D’autres comme Auchan s’appuient sur les plateformes agentiques tierces, ici Google Cloud, pour certains cas d’usage sans forcément un lien direct avec leurs bots RPA.
Tous voient le potentiel de l’IA agentique. Tous sont aussi convaincus que des phases d’évaluation et d’essais sont nécessaires avant la mise en production d’une telle technologie.
« La limite, c’est qu’il ne faut pas déployer l’IA agentique à tout prix. La RPA classique peut suffire largement à satisfaire les besoins des métiers ».
Hassan El kochihiResponsable automatisation intelligente, BPCE
« Cela [l’IA agentique] nous ouvre des portes que nous pensions fermées auparavant », déclare Hassan El kochihi, responsable automatisation intelligente chez BPCE. « La limite, c’est qu’il ne faut pas déployer l’IA agentique à tout prix. La RPA classique peut suffire largement à satisfaire les besoins des métiers ».
Pour l’heure, Hassan El kochichi estime que les agents IA vont permettre d’obtenir de petits retours sur investissement. « En revanche, puisque nous serons capables de les déployer à large échelle, les gains sont exponentiels », envisage-t-il.

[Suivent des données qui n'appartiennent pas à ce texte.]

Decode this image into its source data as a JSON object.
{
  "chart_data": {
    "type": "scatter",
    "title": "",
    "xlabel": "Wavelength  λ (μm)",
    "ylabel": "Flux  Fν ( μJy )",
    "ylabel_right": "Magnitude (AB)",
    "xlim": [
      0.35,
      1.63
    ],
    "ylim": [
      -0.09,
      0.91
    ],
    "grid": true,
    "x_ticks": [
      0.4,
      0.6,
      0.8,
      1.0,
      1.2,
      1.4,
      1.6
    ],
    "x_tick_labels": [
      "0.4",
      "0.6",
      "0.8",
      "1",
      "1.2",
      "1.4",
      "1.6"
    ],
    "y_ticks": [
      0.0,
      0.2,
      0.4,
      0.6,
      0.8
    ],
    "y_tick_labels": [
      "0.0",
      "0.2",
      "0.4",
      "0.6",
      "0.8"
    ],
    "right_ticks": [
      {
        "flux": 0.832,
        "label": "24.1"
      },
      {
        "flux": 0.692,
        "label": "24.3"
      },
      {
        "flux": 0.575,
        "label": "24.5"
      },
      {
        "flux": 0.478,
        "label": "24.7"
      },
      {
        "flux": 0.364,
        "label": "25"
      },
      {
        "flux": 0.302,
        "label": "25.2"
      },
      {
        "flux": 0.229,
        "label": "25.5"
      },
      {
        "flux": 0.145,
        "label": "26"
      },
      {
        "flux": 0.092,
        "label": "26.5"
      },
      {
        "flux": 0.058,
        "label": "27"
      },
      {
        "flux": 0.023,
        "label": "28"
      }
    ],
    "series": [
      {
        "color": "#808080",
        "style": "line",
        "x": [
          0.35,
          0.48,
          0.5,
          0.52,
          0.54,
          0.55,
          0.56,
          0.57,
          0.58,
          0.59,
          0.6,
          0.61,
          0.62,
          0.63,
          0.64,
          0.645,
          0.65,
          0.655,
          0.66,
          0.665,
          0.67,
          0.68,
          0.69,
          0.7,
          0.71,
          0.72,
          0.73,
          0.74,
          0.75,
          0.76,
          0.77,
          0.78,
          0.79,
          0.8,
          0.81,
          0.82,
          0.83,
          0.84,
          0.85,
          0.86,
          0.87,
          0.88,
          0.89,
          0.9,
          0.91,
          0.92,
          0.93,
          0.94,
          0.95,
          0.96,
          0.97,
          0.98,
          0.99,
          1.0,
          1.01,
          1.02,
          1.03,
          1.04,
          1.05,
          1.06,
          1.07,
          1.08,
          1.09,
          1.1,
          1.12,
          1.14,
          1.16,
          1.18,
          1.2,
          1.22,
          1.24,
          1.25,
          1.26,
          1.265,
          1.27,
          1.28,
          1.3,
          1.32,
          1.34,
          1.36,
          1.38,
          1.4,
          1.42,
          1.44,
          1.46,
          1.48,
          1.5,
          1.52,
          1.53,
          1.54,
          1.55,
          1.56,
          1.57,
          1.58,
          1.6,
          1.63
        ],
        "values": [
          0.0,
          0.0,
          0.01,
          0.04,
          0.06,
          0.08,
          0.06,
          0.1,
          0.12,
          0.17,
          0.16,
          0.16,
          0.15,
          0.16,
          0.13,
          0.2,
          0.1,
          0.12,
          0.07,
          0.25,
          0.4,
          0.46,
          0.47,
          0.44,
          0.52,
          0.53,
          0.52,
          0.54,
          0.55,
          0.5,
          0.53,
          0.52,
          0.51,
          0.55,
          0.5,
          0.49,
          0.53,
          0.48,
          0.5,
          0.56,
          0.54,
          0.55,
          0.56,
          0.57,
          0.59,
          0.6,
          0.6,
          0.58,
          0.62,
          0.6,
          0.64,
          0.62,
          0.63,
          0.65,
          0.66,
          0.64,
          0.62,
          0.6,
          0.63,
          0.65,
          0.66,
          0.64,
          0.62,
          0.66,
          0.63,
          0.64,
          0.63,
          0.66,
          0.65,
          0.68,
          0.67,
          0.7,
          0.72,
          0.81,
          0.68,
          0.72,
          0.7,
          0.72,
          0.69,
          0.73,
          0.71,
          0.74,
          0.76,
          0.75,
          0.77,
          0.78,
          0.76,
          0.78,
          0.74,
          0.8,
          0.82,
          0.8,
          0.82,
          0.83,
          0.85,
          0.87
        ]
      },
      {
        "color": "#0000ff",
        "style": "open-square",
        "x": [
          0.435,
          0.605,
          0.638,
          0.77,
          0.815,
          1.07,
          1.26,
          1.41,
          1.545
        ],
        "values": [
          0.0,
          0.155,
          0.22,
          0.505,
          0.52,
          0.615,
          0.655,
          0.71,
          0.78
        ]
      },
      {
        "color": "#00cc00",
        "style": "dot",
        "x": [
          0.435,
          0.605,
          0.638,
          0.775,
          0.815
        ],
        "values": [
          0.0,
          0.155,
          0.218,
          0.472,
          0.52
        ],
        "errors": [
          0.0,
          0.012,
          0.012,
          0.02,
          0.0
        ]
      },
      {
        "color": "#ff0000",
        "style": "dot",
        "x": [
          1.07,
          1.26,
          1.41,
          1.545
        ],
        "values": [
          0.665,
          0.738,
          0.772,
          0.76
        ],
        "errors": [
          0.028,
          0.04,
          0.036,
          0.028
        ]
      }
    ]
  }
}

Un simple agent IA capable d’automatiser la prise de congés à travers des SI isolés est perçu comme un outil intéressant à la fois pour les métiers et les RH. Surtout dans un grand groupe.
Maestro et Agent Builder arrivent sur site en mars 2026
Certains clients ne peuvent pas encore déployer les agents IA d’UiPath ou se servir de sa plateforme d’orchestration. De fait, l’éditeur a une forte empreinte auprès d’acteurs régulés.
« Nous nous engageons à rendre Maestro et Agent Builder disponibles on-premise d’ici mars prochain », lance Daniel Dines devant le partenaire de clients français. « En attendant, nous encourageons nos clients à commencer avec notre offre cloud, avec des données anonymisées ou synthétiques, avant de passer en production on-premise ».
« Nous travaillons également sur des technologies garantissant que même dans le cloud, les données restent invisibles pour nous, grâce à des VM signées et des données chiffrées localement avec des clés gérées par nos clients », complète-t-il. Uipath entend donc se mettre à l’informatique confidentielle.